Published in Sinclair User #46

Robin Of Sherlock

Well, here it is... the next delightfully demented offering from the fervid and fertile imaginings of Fergus McNeill and Co, only begetters of the already justly infamous Bored of the Rings.

First take Sherlock Holmes, dress him in Lincoln green and plonk him down in Sherwood forest with a cordless phone, a plastic bow and a long dark sword called Albino. Then take liberal helpings of stubble-chinned transvestite nuns, mafiosi Smurphs, Merry Men, the Three Bears in a hanging mood, the Wizard of Oz and assorted cabbies and villains... not forgetting Hurn the Hunter whose major interest is collecting sheds and stuff to go in them. Now throw in a lot of trees, a railway station and a few public conveniences, a Kentucky Fried Squirrel franchise and the odd mystical hill and Druids' Circle. Et voila! You now have a rough idea of the recipe for Robin of Sherlock, the latest Quilled adventure from Delta Four.

The game uses the full resources of Gilsoft's adventure system and features newer, faster, split-screen graphics for a large number of locations, sound effects... the damn phone keeps ringing, either with wrong numbers or Lestrade's mother hurling abuse... and the useful RAMsave and RAMload to store a position without using the tape recorder. Input and response are fast and friendly with a wealth of zany detail.
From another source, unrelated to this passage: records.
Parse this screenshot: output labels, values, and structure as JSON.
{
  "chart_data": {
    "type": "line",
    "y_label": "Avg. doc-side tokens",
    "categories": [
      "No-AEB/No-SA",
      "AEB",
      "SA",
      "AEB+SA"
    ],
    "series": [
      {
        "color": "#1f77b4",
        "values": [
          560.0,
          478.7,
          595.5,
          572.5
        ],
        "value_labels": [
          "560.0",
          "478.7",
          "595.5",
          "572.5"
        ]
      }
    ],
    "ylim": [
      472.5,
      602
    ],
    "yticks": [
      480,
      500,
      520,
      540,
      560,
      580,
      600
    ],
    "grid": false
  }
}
What's it all about? it's hard to find a place to start! Being a medieval freedom-fighting detective is a tough number. There are numerous crimes to solve... who killed dead Watson, who kidnapped Toto from the venomous brat Dorothy, why are the nuns running some heavy racket involving recycled Smurphs sold as garden gnomes, and who nicked the cabbies' hansom?

Then again what does the Godfather Smurph do behind his protective screen of minders, and why does Hurn rip off people's gear and store it in vast garden sheds scattered around Sherwood? Phew, and that's only a starter. Oh, and who put the laxative in the Three Bears' porridge? That's quite an easy one really because you arrive at their cottage to find them putting up a gallows to lynch Goldilox.

The characters can be interrogated and will all have some crummy alibi or excuse for their actions. The descriptions are funny - hilarious at times - and the examine command produces a vast amount of daft detail. As in Bored you can carry enormous quantities of objects, most of them utterly improbable but useful at some point. If you remember to collect the Kentucky Fried Squrrel barf-bag hat from the restaurant in part one you may find it very useful when trying to enter Nottingham Castle. But what can I do with the electric carving knife and can I use the 'mystic, ancient and out of order coffee machine set into a great sausage shaped obelisk' inside the stone circle?

The game is in three parts, each continuing the map of Sherwood and its surroundings. That means more than 200 locations to explore and vast swathes of text to enjoy. Robin of Sherlock seems much more detailed than Bored and really benefits from the recent improvements to the Quill system. There is always something to explore, plenty of crazed action - watch portly Friar Gorbachetnik explode after his 31st venisonburger - and the game is thoroughly playable and engaging.

I am utterly unashamed about awarding this game a Classic rating. It is knockabout, loopy farce of the best kind with a pace and zip about it that leaves 90 per cent of other games miles behind. Absolutely smashing!